When he reached university age he left for Coimbra as family tradition required and announced that the moment had come for him to give up his studies of cosmic laws and dedicate himself to the laws of man. He was now a tall, solid boy with a blond beard that gave him a majestic, almost arrogant look. In Coimbra he discovered love, read Michelet and Proudhon and, instead of studying the laws used to apply the justice of the time, got excited by the idea of a new justice based on the equality and dignity of man. He pursued this idea with the passion he had inherited from his island forebears, but likewise with the reason of the man he was, for he was convinced that justice and equality formed part of the geometry of the world. In the perfect, closed form of the sonnet, he expressed the ardor that possessed him and his eagerness for truth. He left for Paris and became a typesetter, the way someone else might have become a monk, because he wanted to experience physical tiredness and the concreteness of manual tools. After France he went to England and then North America, living in New York and Halifax, so as to get to know the new metropolises man was building and the different ways of life they engendered. By the time he went back to Portugal he had become a socialist. He founded the National Association of Workers, travelled and made converts, lived among the peasants, passed through his own islands with the fiery oratory of the demagogue; he came against the arrogance of the powerful, the flattery of the sly, the cowardliness of servants. He was animated by disdain and wrote sonnets full of sarcasm and fury.
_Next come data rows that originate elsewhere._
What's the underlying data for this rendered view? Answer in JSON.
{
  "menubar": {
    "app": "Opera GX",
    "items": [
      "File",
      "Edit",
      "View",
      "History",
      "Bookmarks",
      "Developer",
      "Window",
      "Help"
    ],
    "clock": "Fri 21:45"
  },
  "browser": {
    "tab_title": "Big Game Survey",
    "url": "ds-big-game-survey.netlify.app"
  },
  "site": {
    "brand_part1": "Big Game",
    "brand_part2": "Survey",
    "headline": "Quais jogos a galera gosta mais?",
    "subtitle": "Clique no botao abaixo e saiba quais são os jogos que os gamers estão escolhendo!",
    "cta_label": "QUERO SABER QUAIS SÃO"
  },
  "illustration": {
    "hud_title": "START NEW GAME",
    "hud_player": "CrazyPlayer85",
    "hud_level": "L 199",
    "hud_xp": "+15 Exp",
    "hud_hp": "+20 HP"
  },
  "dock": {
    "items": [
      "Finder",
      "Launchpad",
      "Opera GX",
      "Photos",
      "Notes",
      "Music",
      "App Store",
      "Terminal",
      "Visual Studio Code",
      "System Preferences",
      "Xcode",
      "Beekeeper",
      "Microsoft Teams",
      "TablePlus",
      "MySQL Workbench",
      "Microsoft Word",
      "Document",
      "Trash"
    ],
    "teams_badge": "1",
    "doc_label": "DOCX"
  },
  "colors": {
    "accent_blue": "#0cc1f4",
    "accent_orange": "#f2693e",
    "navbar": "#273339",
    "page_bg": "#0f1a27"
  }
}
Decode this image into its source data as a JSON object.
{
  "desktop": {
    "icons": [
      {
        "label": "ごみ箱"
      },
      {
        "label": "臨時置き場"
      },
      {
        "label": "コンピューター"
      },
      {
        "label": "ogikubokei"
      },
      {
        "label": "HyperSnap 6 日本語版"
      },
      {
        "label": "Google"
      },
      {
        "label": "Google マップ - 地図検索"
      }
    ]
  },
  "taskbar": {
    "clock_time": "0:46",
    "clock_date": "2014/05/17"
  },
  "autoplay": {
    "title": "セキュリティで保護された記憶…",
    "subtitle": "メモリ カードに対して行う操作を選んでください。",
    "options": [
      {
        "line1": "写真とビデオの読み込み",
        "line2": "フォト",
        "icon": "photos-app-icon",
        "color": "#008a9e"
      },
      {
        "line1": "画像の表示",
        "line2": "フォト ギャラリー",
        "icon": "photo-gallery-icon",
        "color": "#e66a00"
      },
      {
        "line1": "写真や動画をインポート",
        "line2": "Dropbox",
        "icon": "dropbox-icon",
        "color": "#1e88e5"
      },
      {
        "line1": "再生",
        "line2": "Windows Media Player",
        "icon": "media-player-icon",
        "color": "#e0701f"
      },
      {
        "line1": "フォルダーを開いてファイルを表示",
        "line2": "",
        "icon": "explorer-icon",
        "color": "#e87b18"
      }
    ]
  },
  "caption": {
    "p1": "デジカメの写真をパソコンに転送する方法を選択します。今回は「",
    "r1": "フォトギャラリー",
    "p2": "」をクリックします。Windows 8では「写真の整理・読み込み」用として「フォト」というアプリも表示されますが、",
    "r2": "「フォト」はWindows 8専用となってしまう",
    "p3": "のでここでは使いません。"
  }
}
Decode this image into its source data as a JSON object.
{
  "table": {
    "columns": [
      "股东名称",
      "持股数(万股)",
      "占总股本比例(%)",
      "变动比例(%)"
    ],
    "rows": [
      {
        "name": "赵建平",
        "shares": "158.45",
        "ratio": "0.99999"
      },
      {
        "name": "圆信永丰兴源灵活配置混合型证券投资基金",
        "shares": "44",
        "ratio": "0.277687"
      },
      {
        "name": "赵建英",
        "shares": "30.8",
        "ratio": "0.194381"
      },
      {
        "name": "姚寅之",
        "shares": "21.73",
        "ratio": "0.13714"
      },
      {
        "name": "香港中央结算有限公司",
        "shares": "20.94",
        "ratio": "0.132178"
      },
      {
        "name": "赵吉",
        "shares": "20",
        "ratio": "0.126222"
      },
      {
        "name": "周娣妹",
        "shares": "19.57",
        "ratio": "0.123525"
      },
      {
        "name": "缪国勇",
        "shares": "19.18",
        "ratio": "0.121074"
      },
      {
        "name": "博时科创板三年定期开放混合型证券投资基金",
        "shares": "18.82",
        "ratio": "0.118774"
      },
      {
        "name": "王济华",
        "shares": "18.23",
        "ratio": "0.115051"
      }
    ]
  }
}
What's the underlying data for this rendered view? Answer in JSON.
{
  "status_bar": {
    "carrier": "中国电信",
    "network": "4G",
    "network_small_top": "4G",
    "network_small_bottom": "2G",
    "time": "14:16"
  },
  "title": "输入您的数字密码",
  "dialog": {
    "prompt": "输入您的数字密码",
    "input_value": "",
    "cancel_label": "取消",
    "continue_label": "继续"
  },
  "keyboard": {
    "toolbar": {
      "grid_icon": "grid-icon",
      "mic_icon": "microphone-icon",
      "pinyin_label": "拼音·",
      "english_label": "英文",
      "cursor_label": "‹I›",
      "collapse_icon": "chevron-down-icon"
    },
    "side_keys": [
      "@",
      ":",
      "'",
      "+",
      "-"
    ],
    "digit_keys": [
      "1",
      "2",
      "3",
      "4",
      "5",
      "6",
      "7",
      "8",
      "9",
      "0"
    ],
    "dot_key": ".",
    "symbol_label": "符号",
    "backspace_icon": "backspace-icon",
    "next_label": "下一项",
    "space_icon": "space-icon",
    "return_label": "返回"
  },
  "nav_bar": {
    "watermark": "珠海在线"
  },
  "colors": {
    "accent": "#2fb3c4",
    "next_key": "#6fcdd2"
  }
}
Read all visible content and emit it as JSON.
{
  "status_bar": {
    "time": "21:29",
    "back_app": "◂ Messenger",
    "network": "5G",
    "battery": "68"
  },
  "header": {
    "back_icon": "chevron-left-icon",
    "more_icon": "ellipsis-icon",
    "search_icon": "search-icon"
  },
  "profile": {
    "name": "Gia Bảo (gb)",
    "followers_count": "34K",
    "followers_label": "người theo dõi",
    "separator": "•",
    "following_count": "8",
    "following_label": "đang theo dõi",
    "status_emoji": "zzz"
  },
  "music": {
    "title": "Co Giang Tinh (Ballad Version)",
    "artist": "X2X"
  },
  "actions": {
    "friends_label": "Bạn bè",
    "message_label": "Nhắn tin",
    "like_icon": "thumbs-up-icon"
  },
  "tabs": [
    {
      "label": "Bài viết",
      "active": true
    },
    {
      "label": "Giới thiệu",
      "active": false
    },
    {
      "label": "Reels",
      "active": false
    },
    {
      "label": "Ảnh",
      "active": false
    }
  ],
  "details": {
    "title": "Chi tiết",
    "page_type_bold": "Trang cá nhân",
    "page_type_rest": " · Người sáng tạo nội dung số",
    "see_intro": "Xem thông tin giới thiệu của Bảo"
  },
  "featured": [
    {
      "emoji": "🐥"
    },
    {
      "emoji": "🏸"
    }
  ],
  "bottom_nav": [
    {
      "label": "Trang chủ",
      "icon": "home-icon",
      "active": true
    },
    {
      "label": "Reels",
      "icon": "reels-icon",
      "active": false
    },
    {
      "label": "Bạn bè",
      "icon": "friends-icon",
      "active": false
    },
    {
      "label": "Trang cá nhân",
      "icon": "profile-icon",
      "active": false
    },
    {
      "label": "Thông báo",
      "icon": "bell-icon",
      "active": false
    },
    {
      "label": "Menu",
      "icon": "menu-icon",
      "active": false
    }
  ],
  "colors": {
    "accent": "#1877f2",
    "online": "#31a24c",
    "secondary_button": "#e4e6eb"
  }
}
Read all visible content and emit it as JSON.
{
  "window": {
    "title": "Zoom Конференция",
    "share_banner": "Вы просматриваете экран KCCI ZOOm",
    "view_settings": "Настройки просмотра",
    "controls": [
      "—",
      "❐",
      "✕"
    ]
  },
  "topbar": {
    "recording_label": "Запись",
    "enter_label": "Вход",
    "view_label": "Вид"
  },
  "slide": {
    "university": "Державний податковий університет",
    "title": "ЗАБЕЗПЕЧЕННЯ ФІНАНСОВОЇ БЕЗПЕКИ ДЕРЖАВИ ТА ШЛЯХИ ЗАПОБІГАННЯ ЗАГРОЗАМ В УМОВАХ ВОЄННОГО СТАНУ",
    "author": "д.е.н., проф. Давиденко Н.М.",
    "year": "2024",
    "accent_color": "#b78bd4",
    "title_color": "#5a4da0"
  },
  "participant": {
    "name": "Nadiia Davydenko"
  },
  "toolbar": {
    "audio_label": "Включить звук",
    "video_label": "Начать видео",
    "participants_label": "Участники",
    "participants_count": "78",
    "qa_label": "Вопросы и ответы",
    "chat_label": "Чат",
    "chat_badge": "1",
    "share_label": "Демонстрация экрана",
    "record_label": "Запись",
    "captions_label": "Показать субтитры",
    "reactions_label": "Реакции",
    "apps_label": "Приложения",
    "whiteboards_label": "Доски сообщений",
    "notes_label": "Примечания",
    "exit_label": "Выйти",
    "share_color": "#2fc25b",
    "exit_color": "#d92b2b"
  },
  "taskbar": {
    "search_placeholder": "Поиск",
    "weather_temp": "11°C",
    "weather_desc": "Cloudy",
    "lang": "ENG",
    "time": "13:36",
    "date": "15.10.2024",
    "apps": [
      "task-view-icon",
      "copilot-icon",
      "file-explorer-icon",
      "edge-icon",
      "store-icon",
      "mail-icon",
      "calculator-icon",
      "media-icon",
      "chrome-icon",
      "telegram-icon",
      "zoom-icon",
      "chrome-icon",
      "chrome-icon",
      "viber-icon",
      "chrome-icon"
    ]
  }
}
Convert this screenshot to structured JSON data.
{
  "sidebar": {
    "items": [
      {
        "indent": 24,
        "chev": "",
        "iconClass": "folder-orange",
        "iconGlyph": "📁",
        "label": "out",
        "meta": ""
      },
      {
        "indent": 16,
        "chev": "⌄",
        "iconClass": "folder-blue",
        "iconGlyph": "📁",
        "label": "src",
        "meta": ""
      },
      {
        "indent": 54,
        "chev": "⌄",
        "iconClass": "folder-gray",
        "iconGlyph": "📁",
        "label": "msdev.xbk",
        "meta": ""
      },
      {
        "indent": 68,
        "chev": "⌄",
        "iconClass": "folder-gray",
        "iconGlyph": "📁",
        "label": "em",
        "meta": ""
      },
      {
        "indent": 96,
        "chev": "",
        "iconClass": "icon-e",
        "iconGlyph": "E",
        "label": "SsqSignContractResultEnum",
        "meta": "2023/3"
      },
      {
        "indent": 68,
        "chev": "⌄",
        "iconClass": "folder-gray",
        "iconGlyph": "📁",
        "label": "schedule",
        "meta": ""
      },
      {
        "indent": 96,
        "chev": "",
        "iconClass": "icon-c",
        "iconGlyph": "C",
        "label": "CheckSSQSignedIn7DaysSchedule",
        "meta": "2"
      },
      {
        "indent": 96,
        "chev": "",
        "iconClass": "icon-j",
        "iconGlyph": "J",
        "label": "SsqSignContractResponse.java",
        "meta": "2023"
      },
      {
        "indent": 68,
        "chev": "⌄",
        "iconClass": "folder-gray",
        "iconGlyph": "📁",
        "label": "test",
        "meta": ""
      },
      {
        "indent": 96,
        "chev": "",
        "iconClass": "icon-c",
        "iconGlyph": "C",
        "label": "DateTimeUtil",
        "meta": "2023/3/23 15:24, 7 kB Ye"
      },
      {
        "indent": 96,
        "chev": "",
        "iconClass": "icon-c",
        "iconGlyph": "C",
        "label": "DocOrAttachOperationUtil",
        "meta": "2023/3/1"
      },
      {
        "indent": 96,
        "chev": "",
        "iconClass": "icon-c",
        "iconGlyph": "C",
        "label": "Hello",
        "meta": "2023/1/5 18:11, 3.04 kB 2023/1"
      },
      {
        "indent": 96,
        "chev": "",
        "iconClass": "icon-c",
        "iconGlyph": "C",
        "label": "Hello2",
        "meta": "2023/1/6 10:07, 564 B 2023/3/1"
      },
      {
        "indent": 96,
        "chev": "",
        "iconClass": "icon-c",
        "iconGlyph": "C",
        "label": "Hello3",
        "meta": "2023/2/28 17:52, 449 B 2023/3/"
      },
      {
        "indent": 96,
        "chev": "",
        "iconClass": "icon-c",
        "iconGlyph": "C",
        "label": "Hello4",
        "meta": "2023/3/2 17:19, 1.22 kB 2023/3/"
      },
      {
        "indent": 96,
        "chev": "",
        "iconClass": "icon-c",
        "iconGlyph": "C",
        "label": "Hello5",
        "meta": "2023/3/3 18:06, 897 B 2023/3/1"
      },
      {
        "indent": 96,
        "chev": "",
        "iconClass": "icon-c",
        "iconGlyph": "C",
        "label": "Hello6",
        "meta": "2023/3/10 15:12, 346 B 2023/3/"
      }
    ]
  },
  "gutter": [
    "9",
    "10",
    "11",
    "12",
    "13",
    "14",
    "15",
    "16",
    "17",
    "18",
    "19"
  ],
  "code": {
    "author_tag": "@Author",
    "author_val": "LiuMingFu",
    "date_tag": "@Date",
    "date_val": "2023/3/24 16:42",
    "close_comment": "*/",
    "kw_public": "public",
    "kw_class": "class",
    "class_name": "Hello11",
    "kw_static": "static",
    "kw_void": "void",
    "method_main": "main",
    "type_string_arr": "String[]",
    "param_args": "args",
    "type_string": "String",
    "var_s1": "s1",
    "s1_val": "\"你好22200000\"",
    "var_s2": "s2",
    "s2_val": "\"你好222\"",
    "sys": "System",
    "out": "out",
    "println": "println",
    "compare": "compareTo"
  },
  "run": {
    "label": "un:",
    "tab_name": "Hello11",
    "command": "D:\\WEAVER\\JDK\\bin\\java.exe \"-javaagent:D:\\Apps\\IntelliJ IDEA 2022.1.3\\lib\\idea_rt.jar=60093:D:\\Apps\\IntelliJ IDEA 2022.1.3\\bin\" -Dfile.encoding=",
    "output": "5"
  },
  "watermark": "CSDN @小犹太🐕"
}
He also experienced the betrayal of certain comrades and the ambiguous alchemy of those who manage to combine the common good with their own advantage.
He realized he would have to leave it to others more able than himself to press on with the work he had begun, almost as though that work no longer belonged to him. The time had come for practical men, and he was not practical. This filled him with a sense of desolation, like a child who loses his innocence and suddenly discovers how vulgar the world is. He wasn’t even fifty yet and his face was deeply scored. The eyes had sunk into hollows and his beard was going grey. He began to suffer from insomnia and in the rare moments when he did sleep would let out low muffled cries. Sometimes he had the impression his words did not belong to him and often to his surprise he would catch himself talking out loud alone as if he were somebody else talking to himself, Antero. A Parisian doctor diagnosed hysteria and prescribed electric shock therapy. In a note, Antero wrote that he was suffering from “the infinite,” and perhaps in his case this was the more plausible explanation. Perhaps he was just tired of this transitory, imperfect form of the ideal and of passion, his yearning now taking him toward another kind of geometrical order. In his writings, the word nothing began to appear, seeming to him now the most perfect form of perfection. In his forty-ninth year he returned to his native island.